I think this is one of the better uses of LLMs regarding investigations – they trained their model to evaluate accident reports and extract key details from the reports.
They found:
· It could extract key information from unstructured data and “significantly reduce the manual effort involved in accident investigation report analysis and enhance the overall efficiency”
· “the chatbot supports multi-turn conversations, allowing users to engage in deeper discussions about specific accident details and obtain more detailed results through continuous”
· “it lowers the professional threshold for accident analysis, allowing more subway construction industry practitioners to analyze accident investigation reports clearly”

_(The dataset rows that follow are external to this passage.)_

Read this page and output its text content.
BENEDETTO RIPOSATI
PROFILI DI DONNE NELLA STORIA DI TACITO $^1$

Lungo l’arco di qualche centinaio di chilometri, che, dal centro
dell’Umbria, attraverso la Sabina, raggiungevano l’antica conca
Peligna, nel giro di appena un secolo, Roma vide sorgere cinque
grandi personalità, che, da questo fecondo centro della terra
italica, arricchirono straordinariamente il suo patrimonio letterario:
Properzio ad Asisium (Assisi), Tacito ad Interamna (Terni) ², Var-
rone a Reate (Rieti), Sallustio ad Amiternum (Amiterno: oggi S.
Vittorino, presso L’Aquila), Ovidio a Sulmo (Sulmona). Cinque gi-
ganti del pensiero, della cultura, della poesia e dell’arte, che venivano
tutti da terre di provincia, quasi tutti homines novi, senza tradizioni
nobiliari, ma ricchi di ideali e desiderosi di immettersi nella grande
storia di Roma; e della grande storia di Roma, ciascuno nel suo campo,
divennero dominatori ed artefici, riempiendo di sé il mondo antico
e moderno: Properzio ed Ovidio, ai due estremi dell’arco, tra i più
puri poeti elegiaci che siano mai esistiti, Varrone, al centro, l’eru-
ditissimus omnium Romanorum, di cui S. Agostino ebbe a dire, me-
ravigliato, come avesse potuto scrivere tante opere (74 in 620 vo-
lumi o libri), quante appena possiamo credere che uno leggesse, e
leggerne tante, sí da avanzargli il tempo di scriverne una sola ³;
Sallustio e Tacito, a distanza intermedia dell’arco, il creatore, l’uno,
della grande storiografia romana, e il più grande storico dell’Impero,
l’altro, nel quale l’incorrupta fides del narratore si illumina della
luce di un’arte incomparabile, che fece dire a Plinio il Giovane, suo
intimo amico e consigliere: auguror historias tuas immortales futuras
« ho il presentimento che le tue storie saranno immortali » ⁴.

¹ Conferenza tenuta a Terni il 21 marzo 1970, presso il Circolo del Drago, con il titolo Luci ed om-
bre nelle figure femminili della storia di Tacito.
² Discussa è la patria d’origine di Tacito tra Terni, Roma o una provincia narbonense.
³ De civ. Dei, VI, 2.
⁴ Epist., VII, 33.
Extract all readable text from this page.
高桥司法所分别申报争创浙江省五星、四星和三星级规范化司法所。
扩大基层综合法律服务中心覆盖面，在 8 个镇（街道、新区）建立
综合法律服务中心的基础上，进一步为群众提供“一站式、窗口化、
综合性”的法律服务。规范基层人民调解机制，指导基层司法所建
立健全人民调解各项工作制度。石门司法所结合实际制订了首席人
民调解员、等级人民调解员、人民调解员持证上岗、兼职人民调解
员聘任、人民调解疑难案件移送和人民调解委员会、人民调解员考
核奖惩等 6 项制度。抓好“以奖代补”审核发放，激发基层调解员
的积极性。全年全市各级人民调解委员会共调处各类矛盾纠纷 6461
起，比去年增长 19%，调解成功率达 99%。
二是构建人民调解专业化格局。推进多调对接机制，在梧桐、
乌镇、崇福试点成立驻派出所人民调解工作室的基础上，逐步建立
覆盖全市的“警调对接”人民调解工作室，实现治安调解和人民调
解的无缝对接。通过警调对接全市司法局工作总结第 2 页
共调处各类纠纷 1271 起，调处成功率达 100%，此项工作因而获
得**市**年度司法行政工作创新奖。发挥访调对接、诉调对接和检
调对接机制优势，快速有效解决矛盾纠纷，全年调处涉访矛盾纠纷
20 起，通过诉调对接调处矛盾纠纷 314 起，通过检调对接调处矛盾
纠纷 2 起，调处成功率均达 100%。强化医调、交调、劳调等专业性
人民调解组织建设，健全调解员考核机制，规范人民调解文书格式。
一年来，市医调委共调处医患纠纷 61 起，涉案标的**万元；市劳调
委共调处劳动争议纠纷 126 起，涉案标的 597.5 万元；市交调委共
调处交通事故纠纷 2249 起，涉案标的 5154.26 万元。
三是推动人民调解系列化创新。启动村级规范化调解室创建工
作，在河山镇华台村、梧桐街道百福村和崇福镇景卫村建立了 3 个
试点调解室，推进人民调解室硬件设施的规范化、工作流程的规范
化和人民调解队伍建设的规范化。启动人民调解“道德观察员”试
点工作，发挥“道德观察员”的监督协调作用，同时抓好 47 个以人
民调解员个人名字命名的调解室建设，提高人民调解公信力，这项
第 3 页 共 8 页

Instead of trying to use it to replace people, or as a significant element of investigations, it was put towards the menial tasks of structuring and extracting insights, and I suppose pre-populating text fields in the accident reporting system.
I like this area of machine learning where it can free up cognitive bandwidth so people can focus on the more interesting and important things (learning and improvement), field work etc.
So much additional value from these models, of course, like with sentiment and valence analysis, climatic factors, assumptions, biases, judgemental language and more, and also put towards prospective learning.
Nor, necessarily about trying to create comprehensive shopping lists of causal or contributing factors, but freeing up time from less-productive tasks and for finding long-term trends and blindspots in our thinking and assumptions.

[** This isn’t an endorsement of their AIR model – these things are a dime-a-dozen.]

Ref: Zhang, L., Hou, Y., & Ren, F. (2025). AIR Agent—A GPT-Based Subway Construction Accident Investigation Report Analysis Chatbot. Buildings, 15(4), 527.